Mary Sue Ittner
Fri, 02 Feb 2007 11:18:30 PST
Hi Nan,

I've put some of my excess bulbs in the ground and they have grown. A 
number of them did well for years in a raised bed as well although the 
unusual year it got down to 19 degrees F.  most  were history. We saw 
hybrids growing in the ground in mass in Nieuwoudtville. They were very 
striking too. Where you live, I expect it would work just fine. You'll have 
to try it and report back.

I've started adding a few more Lachenalia pictures to the wiki and am 
splitting up the page. So if you go to:…
you'll see new pictures of Lachenalia alba, Lachenalia aloides var. 
vanzyliae which is a nice one with turquoise flowers, habitat pictures from 
Cameron McMaster showing the great variation of Lachenalia bulbifera, 
Lachenalia campanulata which is from a summer rainfall area, but grows in 
winter and is evergreen for me, habitat pictures of Lachenalia carnosa 
growing spectacularly in the rocks in the Kamisberg, Namaqualand, hairy 
leaves of L. comptonii, L. contaminata showing flowers and leaves and 
habitat pictures of the same from Cameron.
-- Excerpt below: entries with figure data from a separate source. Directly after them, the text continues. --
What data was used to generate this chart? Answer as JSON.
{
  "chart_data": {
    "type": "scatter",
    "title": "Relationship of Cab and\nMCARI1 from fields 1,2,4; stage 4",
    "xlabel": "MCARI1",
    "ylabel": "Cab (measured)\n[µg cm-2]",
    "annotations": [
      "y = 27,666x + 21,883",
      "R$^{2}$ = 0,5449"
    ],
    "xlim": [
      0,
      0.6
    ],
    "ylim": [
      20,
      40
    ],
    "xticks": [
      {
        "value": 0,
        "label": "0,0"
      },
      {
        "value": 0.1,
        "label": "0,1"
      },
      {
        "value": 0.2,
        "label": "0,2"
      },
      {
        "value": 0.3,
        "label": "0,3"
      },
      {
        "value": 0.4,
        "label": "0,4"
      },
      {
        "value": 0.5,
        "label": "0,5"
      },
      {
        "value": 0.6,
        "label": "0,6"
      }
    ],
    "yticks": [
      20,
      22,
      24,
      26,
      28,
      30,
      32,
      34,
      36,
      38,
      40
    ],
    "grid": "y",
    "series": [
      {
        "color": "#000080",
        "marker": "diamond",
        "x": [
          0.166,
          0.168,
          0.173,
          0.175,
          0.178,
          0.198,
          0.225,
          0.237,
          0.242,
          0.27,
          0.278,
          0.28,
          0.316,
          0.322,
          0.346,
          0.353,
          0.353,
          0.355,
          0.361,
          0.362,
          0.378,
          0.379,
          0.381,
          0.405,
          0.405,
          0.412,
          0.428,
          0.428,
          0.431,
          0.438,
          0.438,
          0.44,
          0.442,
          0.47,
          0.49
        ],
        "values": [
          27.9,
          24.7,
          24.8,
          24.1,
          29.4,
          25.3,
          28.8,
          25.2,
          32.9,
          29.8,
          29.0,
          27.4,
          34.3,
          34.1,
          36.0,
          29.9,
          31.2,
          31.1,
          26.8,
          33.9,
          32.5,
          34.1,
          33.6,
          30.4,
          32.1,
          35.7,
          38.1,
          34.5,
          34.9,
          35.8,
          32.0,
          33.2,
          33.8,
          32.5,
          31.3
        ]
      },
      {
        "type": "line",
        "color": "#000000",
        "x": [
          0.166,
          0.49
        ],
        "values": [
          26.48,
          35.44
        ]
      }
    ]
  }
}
I'll be working on some more additions. I think it is lovely having habitat 
pictures. This is a genus hard to photograph without a tripod however, 
especially if you want to capture leaves and flowers in focus. We took a 
tripod with us to South Africa, but didn't use it as there was so much to 
see we opted to see more and setting it up would have slowed us down. So I 
apologize for our pictures not being sharper.

What I hope you can see from adding so many pictures is what Mark Mazer was 
trying to point out. There is much variation in all of the species. So 
growing something from a different seed batch may result in something that 
looks really different from that same species you are growing. My L. 
carnosa does not have spotted leaves for instance.